Validity of hospital discharge records to identify pregestational diabetes in an Italian population

Borsari L, Malagoli C, Ballottari P, De Girolamo G, Bonora K, Violi F, Capelli O, Rodolfi R, Nicolini F, Vinceti M

Diabetes Res Clin Pract. 2016 Dec 5;123:106-111

Abstract

AIMS: In recent years, the prevalence of pregestational diabetes (PGDM) and the concern about the possibility of adverse pregnancy outcomes in affected women have been increasing. Routinely collected health data represent a timely and cost-efficient approach in PGDM epidemiological research. This study aims to evaluate the reliability of hospital discharge (HD) coding to identify a population-based cohort of pregnant women with PGDM and to assess trends in prevalence in two provinces of Northern Italy.

METHODS: We selected all deliveries occurred in the period 1997-2010 with ICD-9-CM codes for PGDM in HD record and we matched up to 5 controls from mothers without diabetes. We used Diabetes Registers (DRs) as the gold standard for validation analysis.

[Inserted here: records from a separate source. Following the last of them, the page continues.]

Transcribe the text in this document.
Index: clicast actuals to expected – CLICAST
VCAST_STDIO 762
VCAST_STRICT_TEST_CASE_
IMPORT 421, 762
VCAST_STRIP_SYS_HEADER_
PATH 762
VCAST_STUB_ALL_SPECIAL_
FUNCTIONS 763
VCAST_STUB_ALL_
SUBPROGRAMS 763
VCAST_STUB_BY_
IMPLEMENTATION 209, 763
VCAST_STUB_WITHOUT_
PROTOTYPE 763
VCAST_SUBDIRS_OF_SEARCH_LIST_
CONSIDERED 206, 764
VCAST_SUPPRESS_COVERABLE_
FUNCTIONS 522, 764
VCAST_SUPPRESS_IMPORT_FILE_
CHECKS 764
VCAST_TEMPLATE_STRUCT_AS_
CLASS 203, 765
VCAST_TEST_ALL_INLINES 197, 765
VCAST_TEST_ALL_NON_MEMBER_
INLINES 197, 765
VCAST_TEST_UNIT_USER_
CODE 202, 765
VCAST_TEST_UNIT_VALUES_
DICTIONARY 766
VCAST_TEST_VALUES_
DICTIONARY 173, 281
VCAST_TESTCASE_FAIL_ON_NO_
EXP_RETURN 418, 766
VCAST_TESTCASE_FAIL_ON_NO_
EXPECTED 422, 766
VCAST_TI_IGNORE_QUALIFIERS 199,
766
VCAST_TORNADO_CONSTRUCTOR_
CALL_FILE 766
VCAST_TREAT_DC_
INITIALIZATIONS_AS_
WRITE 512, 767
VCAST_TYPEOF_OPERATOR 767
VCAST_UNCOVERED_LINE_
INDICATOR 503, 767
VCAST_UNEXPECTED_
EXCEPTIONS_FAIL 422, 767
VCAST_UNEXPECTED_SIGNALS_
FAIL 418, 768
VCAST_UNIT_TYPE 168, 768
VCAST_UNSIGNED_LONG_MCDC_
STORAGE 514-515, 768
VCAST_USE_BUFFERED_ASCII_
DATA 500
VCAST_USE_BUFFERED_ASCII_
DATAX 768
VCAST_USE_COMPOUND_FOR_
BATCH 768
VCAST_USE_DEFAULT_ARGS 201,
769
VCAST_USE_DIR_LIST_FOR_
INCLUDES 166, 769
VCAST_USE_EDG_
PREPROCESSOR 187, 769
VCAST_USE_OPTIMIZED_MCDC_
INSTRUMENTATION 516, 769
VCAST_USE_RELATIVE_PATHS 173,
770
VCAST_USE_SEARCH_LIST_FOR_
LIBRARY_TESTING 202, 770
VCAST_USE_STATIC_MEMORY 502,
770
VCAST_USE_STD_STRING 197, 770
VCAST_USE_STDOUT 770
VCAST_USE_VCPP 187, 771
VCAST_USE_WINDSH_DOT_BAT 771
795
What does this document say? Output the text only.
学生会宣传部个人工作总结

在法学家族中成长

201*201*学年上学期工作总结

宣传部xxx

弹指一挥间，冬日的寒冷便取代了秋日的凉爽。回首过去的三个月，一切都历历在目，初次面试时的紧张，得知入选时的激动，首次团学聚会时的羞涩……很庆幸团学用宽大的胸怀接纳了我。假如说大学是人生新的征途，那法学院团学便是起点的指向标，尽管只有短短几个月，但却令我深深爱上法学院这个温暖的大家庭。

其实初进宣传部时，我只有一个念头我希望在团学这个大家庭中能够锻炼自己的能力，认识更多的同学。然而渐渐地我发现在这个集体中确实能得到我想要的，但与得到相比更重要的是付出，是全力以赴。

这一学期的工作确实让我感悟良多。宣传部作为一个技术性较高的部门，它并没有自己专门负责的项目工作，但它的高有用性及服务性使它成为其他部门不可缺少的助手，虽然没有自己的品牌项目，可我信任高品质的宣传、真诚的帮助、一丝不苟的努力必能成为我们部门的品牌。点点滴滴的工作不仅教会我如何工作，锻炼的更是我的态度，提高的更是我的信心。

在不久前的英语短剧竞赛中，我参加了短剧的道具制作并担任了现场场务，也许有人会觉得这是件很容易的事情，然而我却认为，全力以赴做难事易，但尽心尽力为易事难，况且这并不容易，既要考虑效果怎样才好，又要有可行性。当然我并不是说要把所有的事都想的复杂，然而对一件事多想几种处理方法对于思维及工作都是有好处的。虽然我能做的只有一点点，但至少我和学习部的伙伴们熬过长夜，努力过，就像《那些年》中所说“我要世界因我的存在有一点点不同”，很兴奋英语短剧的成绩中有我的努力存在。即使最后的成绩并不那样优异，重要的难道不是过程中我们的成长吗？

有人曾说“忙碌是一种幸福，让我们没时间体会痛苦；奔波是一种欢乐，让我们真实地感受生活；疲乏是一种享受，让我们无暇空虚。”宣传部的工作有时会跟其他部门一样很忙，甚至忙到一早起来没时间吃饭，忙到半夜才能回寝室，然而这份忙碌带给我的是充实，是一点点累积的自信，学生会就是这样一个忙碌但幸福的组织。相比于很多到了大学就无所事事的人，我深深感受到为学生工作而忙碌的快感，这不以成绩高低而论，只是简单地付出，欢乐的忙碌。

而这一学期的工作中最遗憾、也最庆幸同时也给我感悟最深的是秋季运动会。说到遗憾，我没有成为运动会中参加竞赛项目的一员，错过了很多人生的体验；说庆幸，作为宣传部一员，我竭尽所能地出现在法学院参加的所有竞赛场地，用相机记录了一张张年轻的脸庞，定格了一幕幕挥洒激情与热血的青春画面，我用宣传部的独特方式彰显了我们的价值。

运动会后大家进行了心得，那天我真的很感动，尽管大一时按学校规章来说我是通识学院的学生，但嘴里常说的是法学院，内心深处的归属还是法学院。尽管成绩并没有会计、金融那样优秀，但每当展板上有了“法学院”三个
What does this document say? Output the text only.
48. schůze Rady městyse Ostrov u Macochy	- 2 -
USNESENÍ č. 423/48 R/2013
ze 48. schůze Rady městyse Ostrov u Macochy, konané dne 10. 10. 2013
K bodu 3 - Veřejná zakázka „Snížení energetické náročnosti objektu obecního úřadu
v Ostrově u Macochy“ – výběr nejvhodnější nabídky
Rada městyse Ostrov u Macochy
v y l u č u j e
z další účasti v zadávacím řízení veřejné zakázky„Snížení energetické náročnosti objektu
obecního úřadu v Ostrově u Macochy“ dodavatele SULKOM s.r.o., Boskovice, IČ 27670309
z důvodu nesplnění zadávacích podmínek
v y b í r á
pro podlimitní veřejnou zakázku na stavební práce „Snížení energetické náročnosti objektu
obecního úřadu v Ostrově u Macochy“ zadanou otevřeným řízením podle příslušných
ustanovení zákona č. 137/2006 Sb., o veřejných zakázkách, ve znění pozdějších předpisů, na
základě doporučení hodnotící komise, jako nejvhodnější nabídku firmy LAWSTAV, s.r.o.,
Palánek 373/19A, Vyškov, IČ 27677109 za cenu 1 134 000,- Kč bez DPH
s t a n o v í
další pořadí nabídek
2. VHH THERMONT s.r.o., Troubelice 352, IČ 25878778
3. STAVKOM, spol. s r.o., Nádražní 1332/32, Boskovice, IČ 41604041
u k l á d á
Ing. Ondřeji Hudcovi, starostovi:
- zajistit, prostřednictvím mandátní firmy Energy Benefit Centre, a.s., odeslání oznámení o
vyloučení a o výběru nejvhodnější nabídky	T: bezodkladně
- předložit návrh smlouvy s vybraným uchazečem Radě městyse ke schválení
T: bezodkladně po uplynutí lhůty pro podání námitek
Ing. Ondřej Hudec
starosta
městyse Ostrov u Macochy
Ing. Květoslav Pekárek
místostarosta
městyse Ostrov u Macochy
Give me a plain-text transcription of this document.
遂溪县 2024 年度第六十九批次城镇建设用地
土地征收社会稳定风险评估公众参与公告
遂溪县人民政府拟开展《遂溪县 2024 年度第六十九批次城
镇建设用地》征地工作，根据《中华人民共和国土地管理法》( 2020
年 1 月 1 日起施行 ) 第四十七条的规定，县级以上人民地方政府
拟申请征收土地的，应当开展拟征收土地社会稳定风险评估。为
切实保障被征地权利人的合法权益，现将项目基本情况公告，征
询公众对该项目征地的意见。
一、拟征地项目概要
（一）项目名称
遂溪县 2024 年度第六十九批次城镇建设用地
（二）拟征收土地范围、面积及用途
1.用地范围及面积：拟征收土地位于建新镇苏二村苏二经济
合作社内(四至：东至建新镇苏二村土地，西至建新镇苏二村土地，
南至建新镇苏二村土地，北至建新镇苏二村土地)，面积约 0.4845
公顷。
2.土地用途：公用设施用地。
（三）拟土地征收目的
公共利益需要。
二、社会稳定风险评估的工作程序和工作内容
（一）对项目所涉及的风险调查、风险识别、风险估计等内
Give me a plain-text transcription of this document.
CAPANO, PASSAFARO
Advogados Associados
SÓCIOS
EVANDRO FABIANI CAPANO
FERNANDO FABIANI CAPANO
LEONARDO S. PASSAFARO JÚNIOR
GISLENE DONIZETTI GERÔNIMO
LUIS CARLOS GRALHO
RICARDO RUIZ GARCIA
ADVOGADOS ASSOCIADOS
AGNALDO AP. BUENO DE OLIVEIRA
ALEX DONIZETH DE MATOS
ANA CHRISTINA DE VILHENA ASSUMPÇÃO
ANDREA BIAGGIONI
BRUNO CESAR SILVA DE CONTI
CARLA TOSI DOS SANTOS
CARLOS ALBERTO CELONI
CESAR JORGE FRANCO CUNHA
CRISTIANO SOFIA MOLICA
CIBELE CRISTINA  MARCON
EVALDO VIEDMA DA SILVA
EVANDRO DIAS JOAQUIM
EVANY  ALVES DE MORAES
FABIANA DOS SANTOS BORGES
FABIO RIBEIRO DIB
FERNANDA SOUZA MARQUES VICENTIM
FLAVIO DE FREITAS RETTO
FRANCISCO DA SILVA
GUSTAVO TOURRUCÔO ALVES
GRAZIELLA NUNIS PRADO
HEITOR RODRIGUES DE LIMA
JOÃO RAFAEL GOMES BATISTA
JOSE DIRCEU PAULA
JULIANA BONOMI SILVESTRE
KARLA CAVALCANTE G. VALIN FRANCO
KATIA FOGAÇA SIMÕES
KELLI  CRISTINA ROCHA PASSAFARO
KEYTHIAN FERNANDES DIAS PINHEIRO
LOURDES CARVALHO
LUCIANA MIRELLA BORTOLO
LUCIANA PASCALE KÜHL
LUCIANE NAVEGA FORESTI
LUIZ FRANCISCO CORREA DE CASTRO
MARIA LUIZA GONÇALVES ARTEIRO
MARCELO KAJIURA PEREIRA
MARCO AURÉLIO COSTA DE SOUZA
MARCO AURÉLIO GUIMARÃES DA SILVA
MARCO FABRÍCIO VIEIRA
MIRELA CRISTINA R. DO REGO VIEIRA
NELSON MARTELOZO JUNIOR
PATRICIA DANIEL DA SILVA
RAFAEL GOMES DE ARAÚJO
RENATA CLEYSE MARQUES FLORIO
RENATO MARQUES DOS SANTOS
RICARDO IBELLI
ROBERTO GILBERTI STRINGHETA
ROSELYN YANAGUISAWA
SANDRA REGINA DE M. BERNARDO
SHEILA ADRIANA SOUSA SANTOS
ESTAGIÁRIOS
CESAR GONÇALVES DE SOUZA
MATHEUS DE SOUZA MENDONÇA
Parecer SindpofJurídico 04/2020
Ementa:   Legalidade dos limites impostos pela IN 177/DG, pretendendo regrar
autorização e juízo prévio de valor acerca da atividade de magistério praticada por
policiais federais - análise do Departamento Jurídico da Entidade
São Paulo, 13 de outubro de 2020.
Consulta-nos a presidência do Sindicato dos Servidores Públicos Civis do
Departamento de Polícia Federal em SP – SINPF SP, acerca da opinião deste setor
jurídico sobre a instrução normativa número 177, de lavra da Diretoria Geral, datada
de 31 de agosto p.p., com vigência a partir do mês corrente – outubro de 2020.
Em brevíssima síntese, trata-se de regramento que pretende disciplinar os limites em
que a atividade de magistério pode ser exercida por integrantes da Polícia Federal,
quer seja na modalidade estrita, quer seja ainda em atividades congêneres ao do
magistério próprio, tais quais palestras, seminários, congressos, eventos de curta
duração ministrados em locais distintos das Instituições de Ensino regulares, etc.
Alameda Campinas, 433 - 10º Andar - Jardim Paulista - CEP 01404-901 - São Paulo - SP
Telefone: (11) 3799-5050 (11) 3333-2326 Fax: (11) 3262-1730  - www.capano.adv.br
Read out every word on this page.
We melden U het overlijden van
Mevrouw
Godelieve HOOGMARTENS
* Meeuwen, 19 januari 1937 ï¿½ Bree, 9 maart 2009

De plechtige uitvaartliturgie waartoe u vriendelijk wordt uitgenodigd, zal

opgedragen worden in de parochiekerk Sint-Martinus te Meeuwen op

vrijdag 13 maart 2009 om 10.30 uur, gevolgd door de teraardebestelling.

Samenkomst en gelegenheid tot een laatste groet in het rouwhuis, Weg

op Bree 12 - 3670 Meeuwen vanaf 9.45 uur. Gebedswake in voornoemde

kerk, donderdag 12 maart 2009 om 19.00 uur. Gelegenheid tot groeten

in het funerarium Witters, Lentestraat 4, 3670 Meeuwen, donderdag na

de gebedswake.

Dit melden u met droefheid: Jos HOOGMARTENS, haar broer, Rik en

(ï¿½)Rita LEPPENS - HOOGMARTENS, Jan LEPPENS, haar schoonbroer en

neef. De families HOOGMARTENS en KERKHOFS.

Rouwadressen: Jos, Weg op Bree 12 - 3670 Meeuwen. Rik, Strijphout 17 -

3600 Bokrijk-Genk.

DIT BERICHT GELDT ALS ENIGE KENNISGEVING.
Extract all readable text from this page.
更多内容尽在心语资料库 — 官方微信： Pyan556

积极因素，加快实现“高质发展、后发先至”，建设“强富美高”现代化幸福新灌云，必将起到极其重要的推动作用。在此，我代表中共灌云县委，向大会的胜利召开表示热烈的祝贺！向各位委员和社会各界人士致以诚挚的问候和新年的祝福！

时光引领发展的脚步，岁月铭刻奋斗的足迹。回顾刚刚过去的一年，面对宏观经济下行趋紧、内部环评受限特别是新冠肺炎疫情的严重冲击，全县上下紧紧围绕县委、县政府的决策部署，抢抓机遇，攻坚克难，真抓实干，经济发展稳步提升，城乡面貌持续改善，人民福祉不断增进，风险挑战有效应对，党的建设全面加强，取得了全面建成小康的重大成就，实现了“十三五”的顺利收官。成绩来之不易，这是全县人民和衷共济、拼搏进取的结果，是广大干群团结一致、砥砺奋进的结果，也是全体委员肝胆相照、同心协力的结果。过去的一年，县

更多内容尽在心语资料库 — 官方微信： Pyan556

RESULTS: We selected 3800 women, 653 with diabetes and 3147 without diabetes. The agreement between HD records and DRs was 90.7%, with K=0.58. We detected 350 false positives and only 1 false negative. Sensitivity was 99.3%, specificity 90.0%, positive predictive value 46.4% and negative predictive value 99.9%. Of the false positives, 48.6% had gestational diabetes and 2.3% impaired glucose tolerance. After the validation process, PGDM prevalence decreased from 4.4 to 2.0 per 1000 deliveries.

CONCLUSIONS: Our results show that HD facilitate detection of almost all PGDM cases, but they also include a large number of false positives, mainly due to gestational diabetes. This misclassification causes a large overestimation of PGMD prevalence. Our findings require accuracy evaluation of ICD-9-CM codes, before they can be widely applied to epidemiological research and public health surveillance related to PGDM.